Nella mitologia romana, dea della bellezza,
dell'amore, della fecondità e della natura primaverile, assimilata alla
divinità greca Afrodite (V. OLTRE). ║
In espressioni ellittiche il nome di
V. si impiega anche per indicare
opere scultoree o pittoriche che la rappresentano:
V.
di Milo.
║ Donna di straordinaria bellezza:
non è una V. (litote
riferita a donna non dotata di grande bellezza o piuttosto brutta). ║ Fig.

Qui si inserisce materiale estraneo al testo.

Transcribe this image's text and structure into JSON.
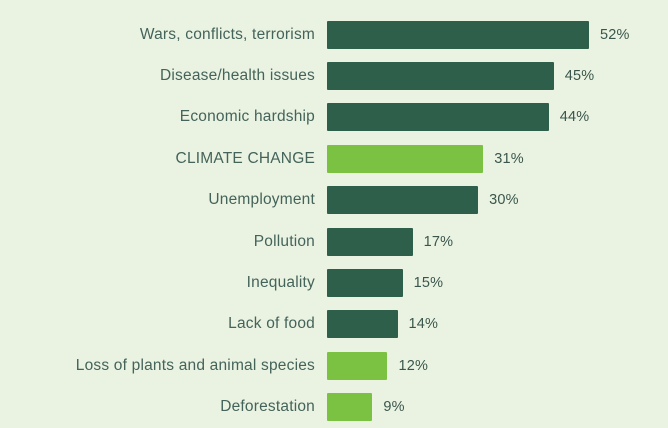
{
  "colors": {
    "background": "#EAF3E2",
    "bar_default": "#2E5F4B",
    "bar_highlight": "#7CC242",
    "label_text": "#44635A",
    "value_text": "#3A564C"
  },
  "chart_data": {
    "type": "bar",
    "orientation": "horizontal",
    "title": "",
    "xlabel": "",
    "ylabel": "",
    "value_suffix": "%",
    "xlim": [
      0,
      52
    ],
    "grid": false,
    "legend": false,
    "categories": [
      "Wars, conflicts, terrorism",
      "Disease/health issues",
      "Economic hardship",
      "CLIMATE CHANGE",
      "Unemployment",
      "Pollution",
      "Inequality",
      "Lack of food",
      "Loss of plants and animal species",
      "Deforestation"
    ],
    "values": [
      52,
      45,
      44,
      31,
      30,
      17,
      15,
      14,
      12,
      9
    ],
    "value_labels": [
      "52%",
      "45%",
      "44%",
      "31%",
      "30%",
      "17%",
      "15%",
      "14%",
      "12%",
      "9%"
    ],
    "highlighted": [
      false,
      false,
      false,
      true,
      false,
      false,
      false,
      false,
      true,
      true
    ]
  }
}
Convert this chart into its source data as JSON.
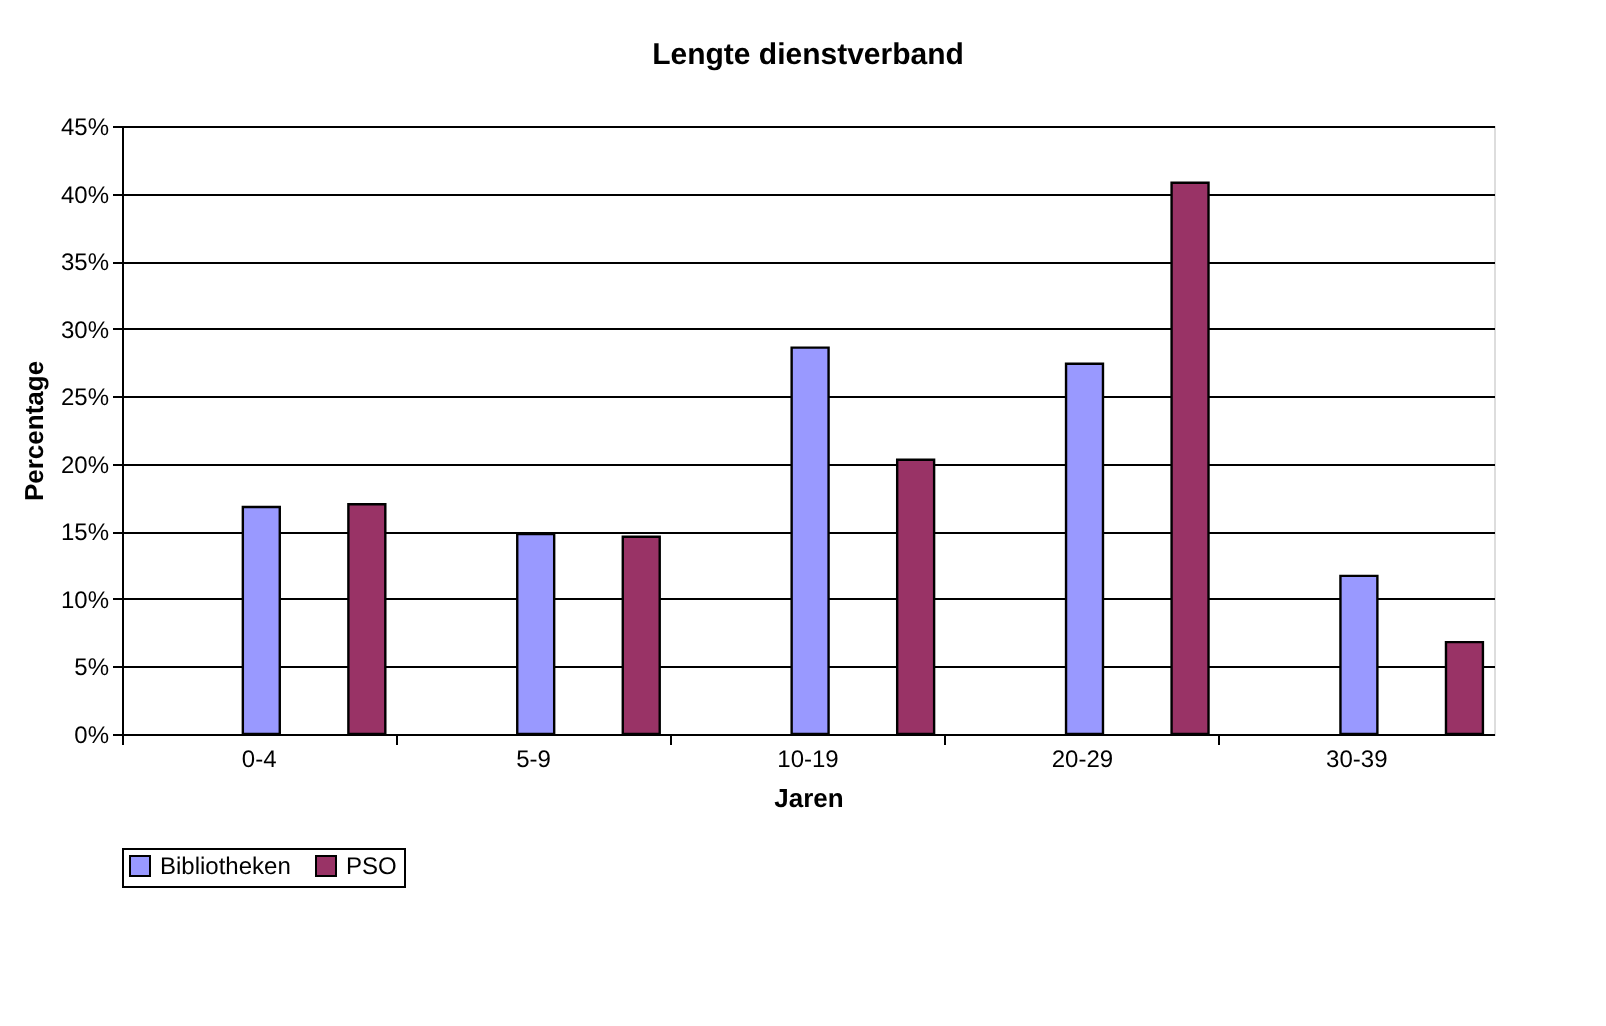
{
  "chart_data": {
    "type": "bar",
    "title": "Lengte dienstverband",
    "xlabel": "Jaren",
    "ylabel": "Percentage",
    "categories": [
      "0-4",
      "5-9",
      "10-19",
      "20-29",
      "30-39"
    ],
    "series": [
      {
        "name": "Bibliotheken",
        "color": "#9999ff",
        "values": [
          16.8,
          14.8,
          28.6,
          27.4,
          11.7
        ]
      },
      {
        "name": "PSO",
        "color": "#993366",
        "values": [
          17.0,
          14.6,
          20.3,
          40.8,
          6.8
        ]
      }
    ],
    "ylim": [
      0,
      45
    ],
    "yticks": [
      {
        "value": 0,
        "label": "0%"
      },
      {
        "value": 5,
        "label": "5%"
      },
      {
        "value": 10,
        "label": "10%"
      },
      {
        "value": 15,
        "label": "15%"
      },
      {
        "value": 20,
        "label": "20%"
      },
      {
        "value": 25,
        "label": "25%"
      },
      {
        "value": 30,
        "label": "30%"
      },
      {
        "value": 35,
        "label": "35%"
      },
      {
        "value": 40,
        "label": "40%"
      },
      {
        "value": 45,
        "label": "45%"
      }
    ],
    "grid": "y",
    "legend": "bottom"
  }
}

e Lett.: bellezza, grazia:
le v.
dello stile.
║ Fig.:
l'amore, in particolare, l'amore sensuale e fisico. ║
Bacco,
tabacco e V.
riducono l'uomo in cenere: il bere, il fumo e
l'amore sconsiderati compromettono la salute dell'uomo. ║ Il
venerdì (giorno di
V.) in alcuni dialetti e nel proverbio
né di v.
né di M.,
non si sposa né si
parte. • Anat. -
Collare di V.: solco cutaneo che si riscontra
nella donna, presso la base anteriore del collo, a causa del leggero aumento di
volume della tiroide. ║
Monte di V.: superficie più o meno
rilevata (a causa dello spessore del tessuto sottocutaneo) del pube femminile.
• Mineral. -
Capelli di V.: aghetti di rutilo compresi nel quarzo
ialino (
quarzo capelvenere). • Mitol. - Non ci si può
esprimere con certezza sull'identità della dea
V. nel periodo
precedente alla sua assimilazione con la greca Afrodite. Se alcuni studiosi sono
inclini a pensare che la divinità fosse accostabile sin da principio alla
corrispettiva greca, altri le attribuiscono un ruolo originario di dea della
natura feconda. Si è cercato, inoltre, di ricostruire la primitiva
identità della dea attraverso ipotesi di carattere etimologico. Anche
dopo l'identificazione con la divinità greca, comunque,
V. non
perse mai completamente le caratteristiche di dea della natura, protettrice di
giardini e orti. L'acquisizione delle prerogative di Afrodite è collocata
nel IV-III sec. a.C.: punto di collegamento sarebbe stato il culto di Afrodite
sul monte Erice in Sicilia (donde derivò a
V. l'appellativo di
Erycina), ma un ruolo importante potrebbero aver avuto anche gli
Etruschi. Ad Ardea vennero costruiti i templi di
V. più antichi e
celebri del Lazio. I più antichi edifici romani per il culto della
divinità furono, invece, quello del bosco sacro di Libitina e quello
innalzato presso il Circo Massimo e iniziato nel 295 a.C. da Quinto Fabio
Massimo Gurgite. Nel lettisternio comandato dai libri sibillini nel 217 a.C. si
trova quell'unione di
V. con Marte destinata a diventare canonica. Due
templi di notevole importanza dedicati alla dea furono quello sul Campidoglio,
votato da Quinto Fabio Massimo nel (215 a.C.), e quello edificato presso la
porta Collina (181 a.C.). Nel 114 a.C. fu dedicato un tempio a
V. come
custode della castità (
Venus Verticordia, ossia che rivolge gli
animi alla pudicizia). Grande onore ebbe la divinità dai protagonisti
dell'ultima età repubblicana: Silla e Pompeo la elessero a propria
protettrice, rispettivamente come
Venus Felix e
Venus Victrix.
Giulio Cesare introdusse il culto di
Venus Genitrix e fece costruire alla
dea un notevole tempio nel suo Foro; la
gens Iulia, infatti, individuava
in
V., attraverso le leggendarie vicende di Iulo ed Enea, la propria
progenitrice. Particolare sviluppo ebbe, quindi, il culto di
V. ai tempi
della dinastia Giulio-Claudia. Nel 113 d.C. Traiano fece unire nel
templum
urbis il culto della dea con quello della città di Roma.
L'identificazione con Afrodite fece ricadere su
V. diversi appellativi
(come
Citerea e
Ciprigna) che derivavano da luoghi di particolare
culto della divinità greca; similmente si operò una distinzione
tra
V.
Urania e
Pandemia con riferimento rispettivamente
all'amore celeste o sacro e a quello terreno o profano.